Half quirky satirical soap-opera and half dark twisted mystery, Twin Peaks came at just the right time when television was becoming overly boring and predictable amongst it's hordes of stand-alone episodes.
Right off the bat, the series proves itself to be a very unique addition to the primetime line-up with it's gloomy cinematic feature-length pilot episode.  Filmed near Seattle, Washington, Lynch made the best of the grey skylines, the wind dancing through the dense haunted forests and the ever-present foghorn in the distance.  The moody atmosphere is instantly hypnotizing but lures the audience even further down the rabbit hole with it's humorously bizarre dialogue, oddball character quirks and now-iconic music that switches between cool-cat jazz to melodramatic soap opera themes with great ease, courtesy of Lynch-mob regular Angelo Badalamenti.

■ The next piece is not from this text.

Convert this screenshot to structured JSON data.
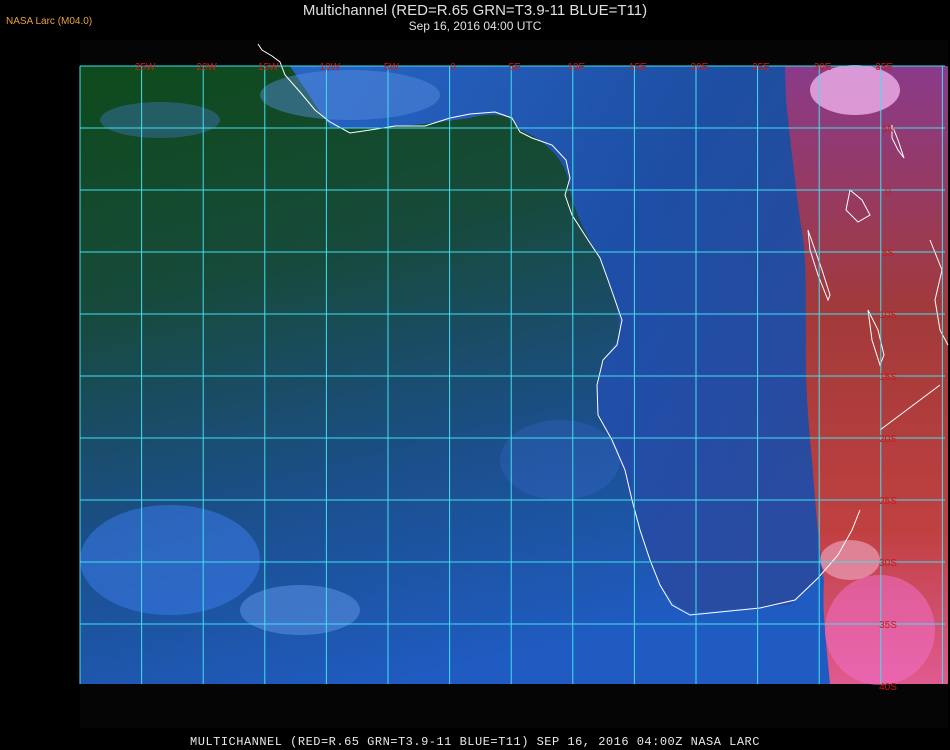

Character highlights include the bromantic relationship between Agent Cooper and the local Sheriff Truman, played a refreshingly under-stated performance by Michael Ontkean.  There's the always quirky and humorous banter between Deputy Andy Brennan and the bubbly  secretary Luck Moran.  And let us not forgot the seedy but charismatic Brothers Horne. 

Sadly, after the pilot episode, the series opted to film in California and, like The X-files after it, the series loses quite a bit of it's mood amid the bright and sunny woodlands, which look nothing like the Pacific Northwest.  Thankfully the quality of the writing upholds, with the exception of some red-herring storylines that seem like a lot of the characters were created to add to the strangeness of the town but could never find anything worthwhile beyond that.  Hints of the supernatural begin emerging, especially with the introduction of the unforgettable Red Room and that dancing dwarf I mentioned before, which completely separated Twin Peaks from anything that had ever been seen on American network television ever before. 

In addition to all the bizarre scenarios the series conjured up it also offered some rewarding philosophies and very touching character moments that painted a certain beauty into the world that at times seemed nothing but doom 'n gloom.  A healthy balance of the dark, the humorous, the weird and the compelling helped attract a wide audience that had no idea what was to come, and that was the allure (until a certain point) that had every body talking week after week.

In just 2 months of airing the entirety of it's first season, Twin Peaks was that show everyone was talking about and most couldn't wait to what was next after it's cliff-hanging season finale.  The question was, could it keeps it's perfect balance of unpredictable weirdness and high quality writing?